Since the occupation choice pattern is still determined by ψ_ij as in Equation (12), the new distortion also affects the allocation of talents into different occupations according to Equation (20).

When we reduce the barriers of occupational choices by reducing τ_ij, (1+tij) would magnify the amount of barrier being removed. This is how the existence of this new distortion increases productivity gains when removing barriers of intergenerational occupational choices. However, if (1+tij)⋅(1−τij) is greater than 1 in the counterfactual, the public sector becomes too attractive and would induce inefficiently too many workers into the sector through the interactions with intergenerational occupational choices, which could potential hurt the labor productivity. Therefore, the overall effects of the interactions of the two misallocation sources really depend on their quantitative details.

We do not have data on the t_ij. Instead of arbitrarily choosing the values of t_ij, we use a “detour” method: we construct a new equilibrium with designated levels of the public sector earnings premium and running counterfactual experiments based on this new equilibrium. More specifically, we implement quantitative exercises following the following procedures:

Step 1: Calibrate the model just as in the benchmark case in the Sections 5.1.

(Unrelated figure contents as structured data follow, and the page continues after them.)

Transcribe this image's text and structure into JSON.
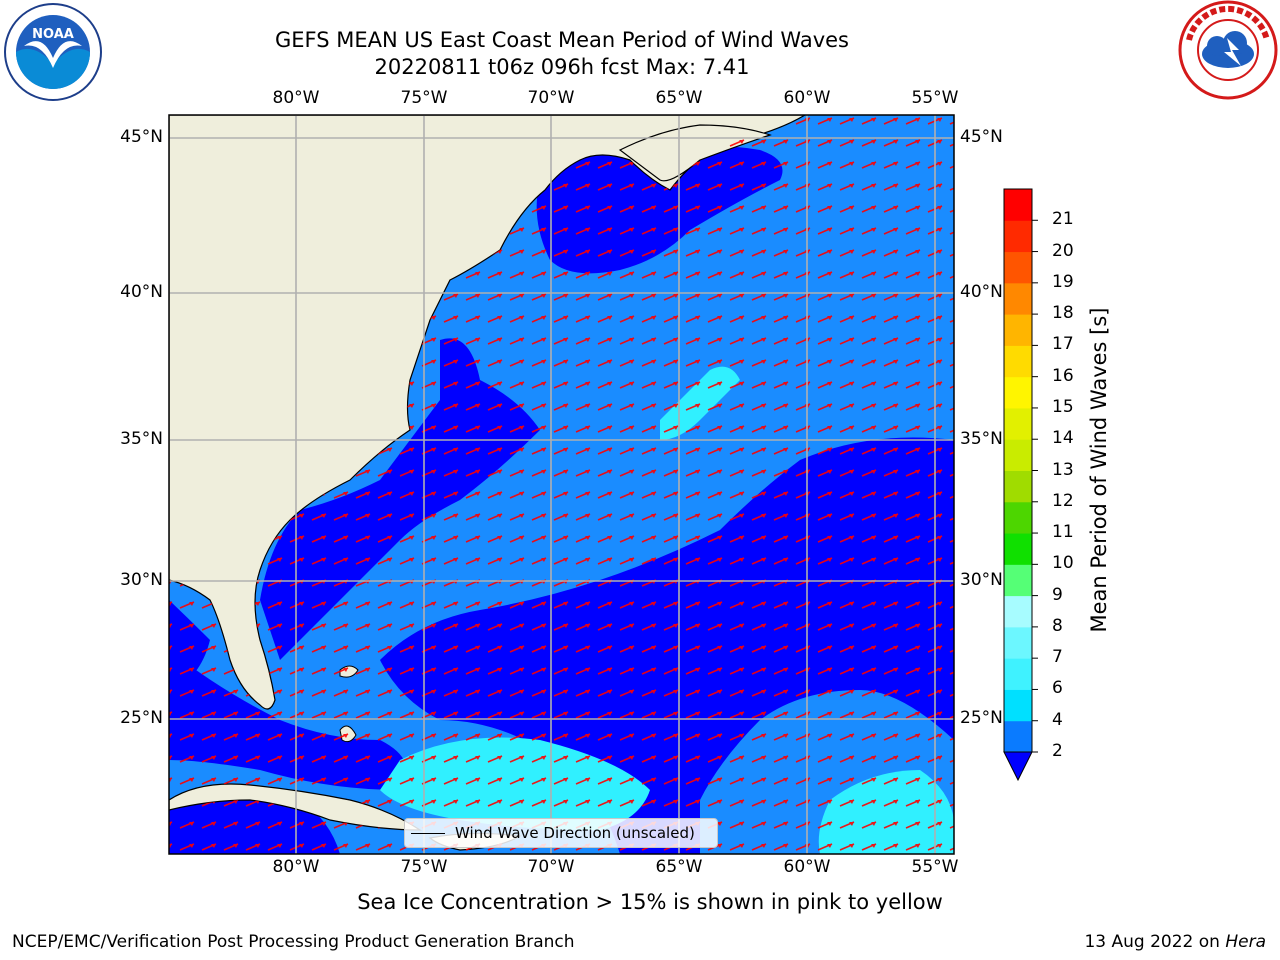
{
  "title": {
    "line1": "GEFS MEAN US East Coast Mean Period of Wind Waves",
    "line2": "20220811 t06z 096h fcst   Max: 7.41"
  },
  "logos": {
    "left": "noaa-logo",
    "right": "nws-logo"
  },
  "map": {
    "lon_ticks": [
      "80°W",
      "75°W",
      "70°W",
      "65°W",
      "60°W",
      "55°W"
    ],
    "lat_ticks": [
      "45°N",
      "40°N",
      "35°N",
      "30°N",
      "25°N"
    ],
    "land_color": "#efeedc",
    "gridline_color": "#b0b0b0",
    "arrow_color": "#ff0000",
    "coastline_color": "#000000"
  },
  "legend": {
    "label": "Wind Wave Direction (unscaled)"
  },
  "colorbar": {
    "label": "Mean Period of Wind Waves [s]",
    "ticks": [
      "2",
      "4",
      "6",
      "7",
      "8",
      "9",
      "10",
      "11",
      "12",
      "13",
      "14",
      "15",
      "16",
      "17",
      "18",
      "19",
      "20",
      "21"
    ],
    "colors": [
      "#0a7bff",
      "#00e0ff",
      "#3ff2ff",
      "#6cf7ff",
      "#a7fcff",
      "#55ff76",
      "#10e000",
      "#4dd600",
      "#a0dc00",
      "#c9ec00",
      "#e2f000",
      "#fff500",
      "#ffdb00",
      "#ffb500",
      "#ff8800",
      "#ff5500",
      "#ff2a00",
      "#ff0000"
    ],
    "extend_color": "#0000ff"
  },
  "notes": {
    "sea_ice": "Sea Ice Concentration > 15% is shown in pink to yellow"
  },
  "footer": {
    "left": "NCEP/EMC/Verification Post Processing Product Generation Branch",
    "date": "13 Aug 2022 on ",
    "machine": "Hera"
  }
}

Step 2: Add the new public sector wage distortion as in Equation (19), and calculate the new equilibrium with this new public sector. This new equilibrium would be the starting point for further counterfactual experiments. By construction, the public sector wage premium is completely a result of the corresponding underlying distortion.

Step 3: Keep the new public sector wage distortion but remove the occupational choice barriers in the counterfactual. This is again similar to the benchmark case in the Sections 5.1.

Step 4: Compare the equilibrium outcomes in the Step 2 and Step 3, and calculate the productivity gain of removing occupational choice barriers under the existence of the new public sector wage premium distortion.

This “detour” method relieves us from taking stand in the level of the public sector wage premium. In addition, since we are able to choose the designated level of the new public sector wage premium distortion, we are able to further explore how the size of the new distortion could affect the gains of productivity when removing the occupational choice barriers.

We list the results in the Table 10. Because we want to study different sources of misallocation, here we only focus on the case that δ_ij = 1 because in the other case that τ_ij = 0, the occupational choice distortions would be shut down. Column (1) is the productivity gain of the benchmark case in the Sections 5.1. It is effectively the case with zero public sector wage premium and we list it here for comparison. Column (2) is the productivity gain when the public sector wage distortion is set to be 25% uniformly for all workers just as in Cavalcanti and Santos (2015). In Column (3), we allow t_ij to vary by group. It is the productivity gain when the new public sector wage distortion is set to be 40% for workers whose fathers are farmers and 25% for all the rest groups. Since workers from the farmer family are usually the unfavorably treated group in China, this could be considered as a government policy to help this socially vulnerable group.

Comparing Columns (1) and (2), the results suggest that with presence of the public sector earnings premium, the gains of productivity by reducing occupational inheritance become slightly larger. This is especially true if the government gives additional favor to workers grown up in the farmer family as suggested in Column (3). In other words, in China’s case, the public sector earnings premium aggravates the effects of the barriers to intergenerational occupational choices on the labor productivity, even though the magnitude is not large.